State-owned enterprises post Rs851bn in losses, debt reaches Rs9.2tr in FY24

Power sector leads losses; government injects Rs1.58 trillion to keep firms afloat

The state-owned enterprises (SOEs) recorded losses of Rs851 billion in FY24, while their total debt surged to Rs9.2 trillion, nearly matching Pakistan’s total Federal Board of Revenue (FBR) tax receipts, according to the Ministry of Finance’s (MoF) annual report. The report, published under the International Monetary Fund (IMF) programme, highlights severe financial and credit risks posed by these enterprises.

State-owned enterprises (SOEs) in Pakistan operate across eight critical sectors: Financial, Oil & Gas, Power, Infrastructure Transport & ICT, Manufacturing Mining & Engineering, Industrial Estate Development, Trading & Marketing, and Miscellaneous.

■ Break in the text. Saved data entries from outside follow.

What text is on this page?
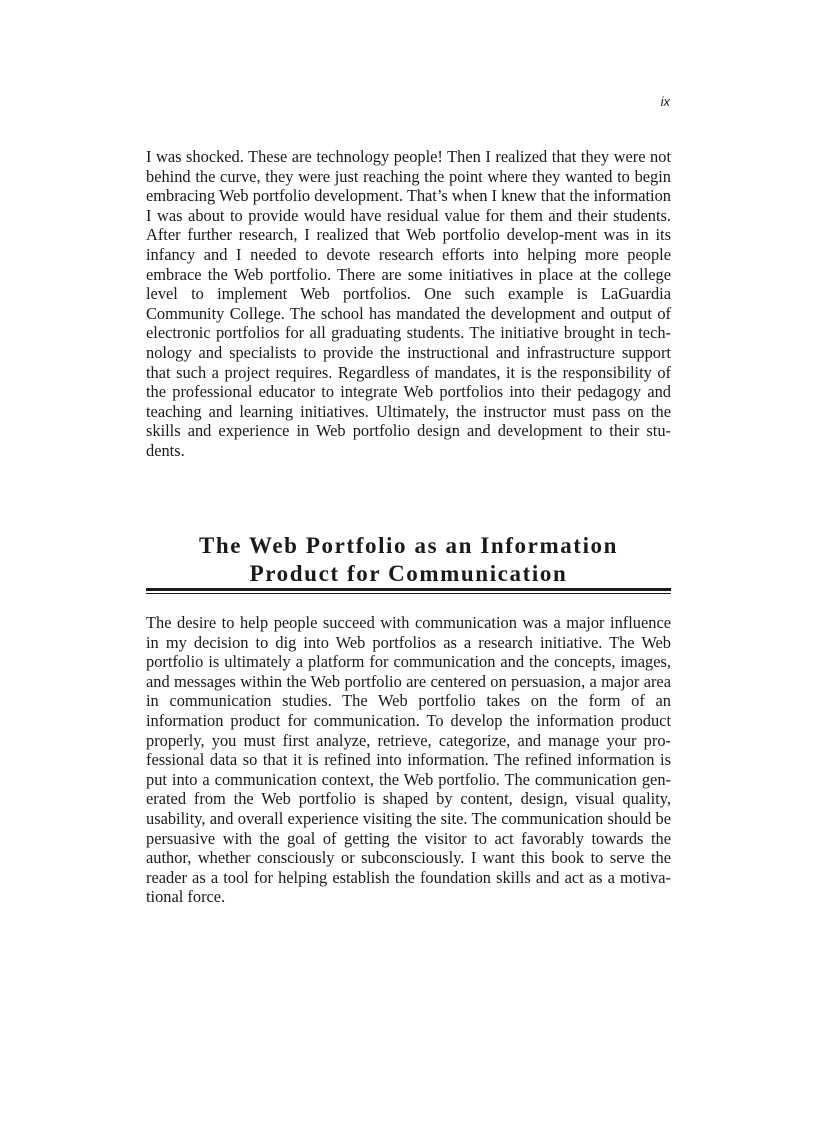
ix

I was shocked. These are technology people! Then I realized that they were not behind the curve, they were just reaching the point where they wanted to begin embracing Web portfolio development. That’s when I knew that the information I was about to provide would have residual value for them and their students. After further research, I realized that Web portfolio develop-ment was in its infancy and I needed to devote research efforts into helping more people embrace the Web portfolio. There are some initiatives in place at the college level to implement Web portfolios. One such example is LaGuardia Community College. The school has mandated the development and output of electronic portfolios for all graduating students. The initiative brought in tech-nology and specialists to provide the instructional and infrastructure support that such a project requires. Regardless of mandates, it is the responsibility of the professional educator to integrate Web portfolios into their pedagogy and teaching and learning initiatives. Ultimately, the instructor must pass on the skills and experience in Web portfolio design and development to their stu-dents.

The Web Portfolio as an Information
Product for Communication

The desire to help people succeed with communication was a major influence in my decision to dig into Web portfolios as a research initiative. The Web portfolio is ultimately a platform for communication and the concepts, images, and messages within the Web portfolio are centered on persuasion, a major area in communication studies. The Web portfolio takes on the form of an information product for communication. To develop the information product properly, you must first analyze, retrieve, categorize, and manage your pro-fessional data so that it is refined into information. The refined information is put into a communication context, the Web portfolio. The communication gen-erated from the Web portfolio is shaped by content, design, visual quality, usability, and overall experience visiting the site. The communication should be persuasive with the goal of getting the visitor to act favorably towards the author, whether consciously or subconsciously. I want this book to serve the reader as a tool for helping establish the foundation skills and act as a motiva-tional force.
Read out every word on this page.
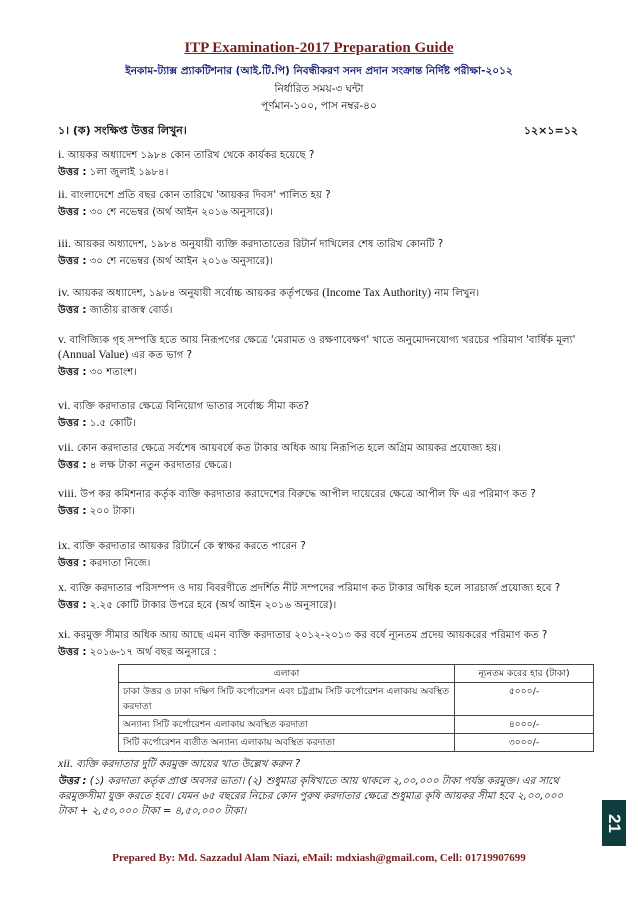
ITP Examination-2017 Preparation Guide
ইনকাম-ট্যাক্স প্র্যাকটিশনার (আই.টি.পি) নিবন্ধীকরণ সনদ প্রদান সংক্রান্ত নির্দিষ্ট পরীক্ষা-২০১২
নির্ধারিত সময়-৩ ঘন্টা
পূর্ণমান-১০০, পাস নম্বর-৪০
১। (ক) সংক্ষিপ্ত উত্তর লিখুন।	১২×১=১২
i. আয়কর অধ্যাদেশ ১৯৮৪ কোন তারিখ থেকে কার্যকর হয়েছে ?
উত্তর : ১লা জুলাই ১৯৮৪।
ii. বাংলাদেশে প্রতি বছর কোন তারিখে 'আয়কর দিবস' পালিত হয় ?
উত্তর : ৩০ শে নভেম্বর (অর্থ আইন ২০১৬ অনুসারে)।
iii. আয়কর অধ্যাদেশ, ১৯৮৪ অনুযায়ী ব্যক্তি করদাতাতের রিটার্ন দাখিলের শেষ তারিখ কোনটি ?
উত্তর : ৩০ শে নভেম্বর (অর্থ আইন ২০১৬ অনুসারে)।
iv. আয়কর অধ্যাদেশ, ১৯৮৪ অনুযায়ী সর্বোচ্চ আয়কর কর্তৃপক্ষের (Income Tax Authority) নাম লিখুন।
উত্তর : জাতীয় রাজস্ব বোর্ড।
v. বাণিজ্যিক গৃহ সম্পত্তি হতে আয় নিরূপণের ক্ষেত্রে 'মেরামত ও রক্ষণাবেক্ষণ' খাতে অনুমোদনযোগ্য খরচের পরিমাণ 'বার্ষিক মূল্য' (Annual Value) এর কত ভাগ ?
উত্তর : ৩০ শতাংশ।
vi. ব্যক্তি করদাতার ক্ষেত্রে বিনিয়োগ ভাতার সর্বোচ্চ সীমা কত?
উত্তর : ১.৫ কোটি।
vii. কোন করদাতার ক্ষেত্রে সর্বশেষ আয়বর্ষে কত টাকার অধিক আয় নিরূপিত হলে অগ্রিম আয়কর প্রযোজ্য হয়।
উত্তর : ৪ লক্ষ টাকা নতুন করদাতার ক্ষেত্রে।
viii. উপ কর কমিশনার কর্তৃক ব্যক্তি করদাতার করাদেশের বিরুদ্ধে আপীল দায়েরের ক্ষেত্রে আপীল ফি এর পরিমাণ কত ?
উত্তর : ২০০ টাকা।
ix. ব্যক্তি করদাতার আয়কর রিটার্নে কে স্বাক্ষর করতে পারেন ?
উত্তর : করদাতা নিজে।
x. ব্যক্তি করদাতার পরিসম্পদ ও দায় বিবরণীতে প্রদর্শিত নীট সম্পদের পরিমাণ কত টাকার অধিক হলে সারচার্জ প্রযোজ্য হবে ?
উত্তর : ২.২৫ কোটি টাকার উপরে হবে (অর্থ আইন ২০১৬ অনুসারে)।
xi. করমুক্ত সীমার অধিক আয় আছে এমন ব্যক্তি করদাতার ২০১২-২০১৩ কর বর্ষে ন্যূনতম প্রদেয় আয়করের পরিমাণ কত ?
উত্তর : ২০১৬-১৭ অর্থ বছর অনুসারে :
এলাকা	ন্যূনতম করের হার (টাকা)
ঢাকা উত্তর ও ঢাকা দক্ষিণ সিটি কর্পোরেশন এবং চট্টগ্রাম সিটি কর্পোরেশন এলাকায় অবস্থিত করদাতা	৫০০০/-
অন্যান্য সিটি কর্পোরেশন এলাকায় অবস্থিত করদাতা	৪০০০/-
সিটি কর্পোরেশন ব্যতীত অন্যান্য এলাকায় অবস্থিত করদাতা	৩০০০/-
xii. ব্যক্তি করদাতার দুটি করমুক্ত আয়ের খাত উল্লেখ করুন ?
উত্তর : (১) করদাতা কর্তৃক প্রাপ্ত অবসর ভাতা। (২) শুধুমাত্র কৃষিখাতে আয় থাকলে ২,০০,০০০ টাকা পর্যন্ত করমুক্ত। এর সাথে করমুক্তসীমা যুক্ত করতে হবে। যেমন ৬৫ বছরের নিচের কোন পুরুষ করদাতার ক্ষেত্রে শুধুমাত্র কৃষি আয়কর সীমা হবে ২,০০,০০০ টাকা + ২,৫০,০০০ টাকা = ৪,৫০,০০০ টাকা।
21
Prepared By: Md. Sazzadul Alam Niazi, eMail: mdxiash@gmail.com, Cell: 01719907699
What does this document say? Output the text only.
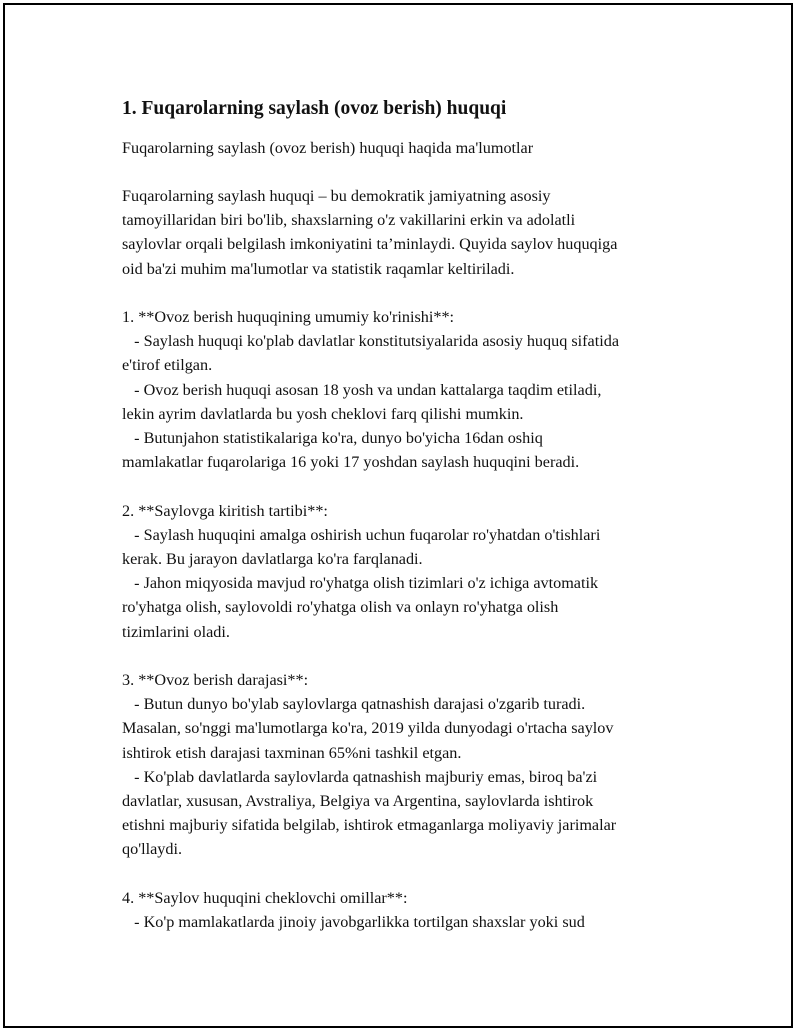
1. Fuqarolarning saylash (ovoz berish) huquqi

Fuqarolarning saylash (ovoz berish) huquqi haqida ma'lumotlar

Fuqarolarning saylash huquqi – bu demokratik jamiyatning asosiy
tamoyillaridan biri bo'lib, shaxslarning o'z vakillarini erkin va adolatli
saylovlar orqali belgilash imkoniyatini ta’minlaydi. Quyida saylov huquqiga
oid ba'zi muhim ma'lumotlar va statistik raqamlar keltiriladi.

1. **Ovoz berish huquqining umumiy ko'rinishi**:
- Saylash huquqi ko'plab davlatlar konstitutsiyalarida asosiy huquq sifatida
e'tirof etilgan.
- Ovoz berish huquqi asosan 18 yosh va undan kattalarga taqdim etiladi,
lekin ayrim davlatlarda bu yosh cheklovi farq qilishi mumkin.
- Butunjahon statistikalariga ko'ra, dunyo bo'yicha 16dan oshiq
mamlakatlar fuqarolariga 16 yoki 17 yoshdan saylash huquqini beradi.

2. **Saylovga kiritish tartibi**:
- Saylash huquqini amalga oshirish uchun fuqarolar ro'yhatdan o'tishlari
kerak. Bu jarayon davlatlarga ko'ra farqlanadi.
- Jahon miqyosida mavjud ro'yhatga olish tizimlari o'z ichiga avtomatik
ro'yhatga olish, saylovoldi ro'yhatga olish va onlayn ro'yhatga olish
tizimlarini oladi.

3. **Ovoz berish darajasi**:
- Butun dunyo bo'ylab saylovlarga qatnashish darajasi o'zgarib turadi.
Masalan, so'nggi ma'lumotlarga ko'ra, 2019 yilda dunyodagi o'rtacha saylov
ishtirok etish darajasi taxminan 65%ni tashkil etgan.
- Ko'plab davlatlarda saylovlarda qatnashish majburiy emas, biroq ba'zi
davlatlar, xususan, Avstraliya, Belgiya va Argentina, saylovlarda ishtirok
etishni majburiy sifatida belgilab, ishtirok etmaganlarga moliyaviy jarimalar
qo'llaydi.

4. **Saylov huquqini cheklovchi omillar**:
- Ko'p mamlakatlarda jinoiy javobgarlikka tortilgan shaxslar yoki sud
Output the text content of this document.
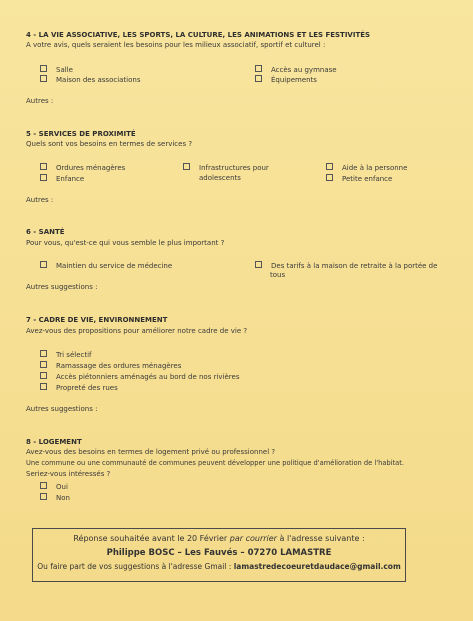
4 - LA VIE ASSOCIATIVE, LES SPORTS, LA CULTURE, LES ANIMATIONS ET LES FESTIVITÉS
A votre avis, quels seraient les besoins pour les milieux associatif, sportif et culturel :
Salle
Maison des associations
Accès au gymnase
Équipements
Autres :
5 - SERVICES DE PROXIMITÉ
Quels sont vos besoins en termes de services ?
Ordures ménagères
Enfance
Infrastructures pour
adolescents
Aide à la personne
Petite enfance
Autres :
6 - SANTÉ
Pour vous, qu'est-ce qui vous semble le plus important ?
Maintien du service de médecine	Des tarifs à la maison de retraite à la portée de
tous
Autres suggestions :
7 - CADRE DE VIE, ENVIRONNEMENT
Avez-vous des propositions pour améliorer notre cadre de vie ?
Tri sélectif
Ramassage des ordures ménagères
Accès piétonniers aménagés au bord de nos rivières
Propreté des rues
Autres suggestions :
8 - LOGEMENT
Avez-vous des besoins en termes de logement privé ou professionnel ?
Une commune ou une communauté de communes peuvent développer une politique d'amélioration de l'habitat.
Seriez-vous intéressés ?
Oui
Non
Réponse souhaitée avant le 20 Février par courrier à l'adresse suivante :
Philippe BOSC – Les Fauvés – 07270 LAMASTRE
Ou faire part de vos suggestions à l'adresse Gmail : lamastredecoeuretdaudace@gmail.com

After accounting for profits from Pakistan Sovereign Wealth Fund (PSWF) entities, the net aggregate losses stood at Rs521.5 billion. The report revealed that even profitable SOEs struggled with low free cash flow, as their funds were tied up with loss-making entities.

The power sector remained the largest contributor to losses, with the National Highway Authority (NHA) posting the highest single-entity loss at Rs295.5 billion. 

Other major loss-makers included Quetta Electric Supply Company (Qesco) at Rs120.4 billion, Peshawar Electric Supply Company (Pesco) at Rs88.7 billion, Pakistan International Airlines (PIA) at Rs73.5 billion, Pakistan Railways at Rs51.3 billion, and Pakistan Steel Mills at Rs31.1 billion. Collectively, these entities eroded Rs2.5 trillion in economic value.

Despite a 5.26% increase in total SOE revenues, reaching Rs13.5 trillion, net losses rose by nearly 89%, despite government interventions that reduced overall losses by 14% through subsidies and grants. SOEs that generated profits reported Rs820 billion in earnings, reflecting a 14.61% increase from the previous year.

The total value of SOE assets grew by 6.37% to Rs38.43 trillion, while liabilities rose by 6.7% to Rs32.57 trillion, leaving net equity at Rs5.86 trillion, a 4.47% increase.

However, high weighted average cost of capital (WACC), ranging from 17% to 22%, resulted in a negative return on equity (ROE) of -0.5% and a return on invested capital (ROIC) of 3.4%. The report warned that the negative economic value added (EVA) of Rs2.5 trillion indicates that SOEs are destroying more value than they generate.

In contrast, profit-making SOEs were led by Oil & Gas Development Company Ltd (OGDCL), which posted Rs208 billion in earnings, followed by Pakistan Petroleum Ltd at Rs115.4 billion and National Power Parks at Rs76.8 billion. 

Other key contributors included Government Holding Pvt Ltd (GHPL) at Rs69.1 billion, Pak Arab Refinery Company (PARCO) at Rs55 billion, and Port Qasim Authority at Rs41 billion.

To keep these enterprises operational, the federal government provided financial support amounting to Rs1.58 trillion, which included Rs367 billion in grants, Rs782 billion in subsidies, Rs336 billion in loans, and Rs99 billion in equity injections. This support represented 13% of federal budget revenues and exceeded the federal development program’s allocation.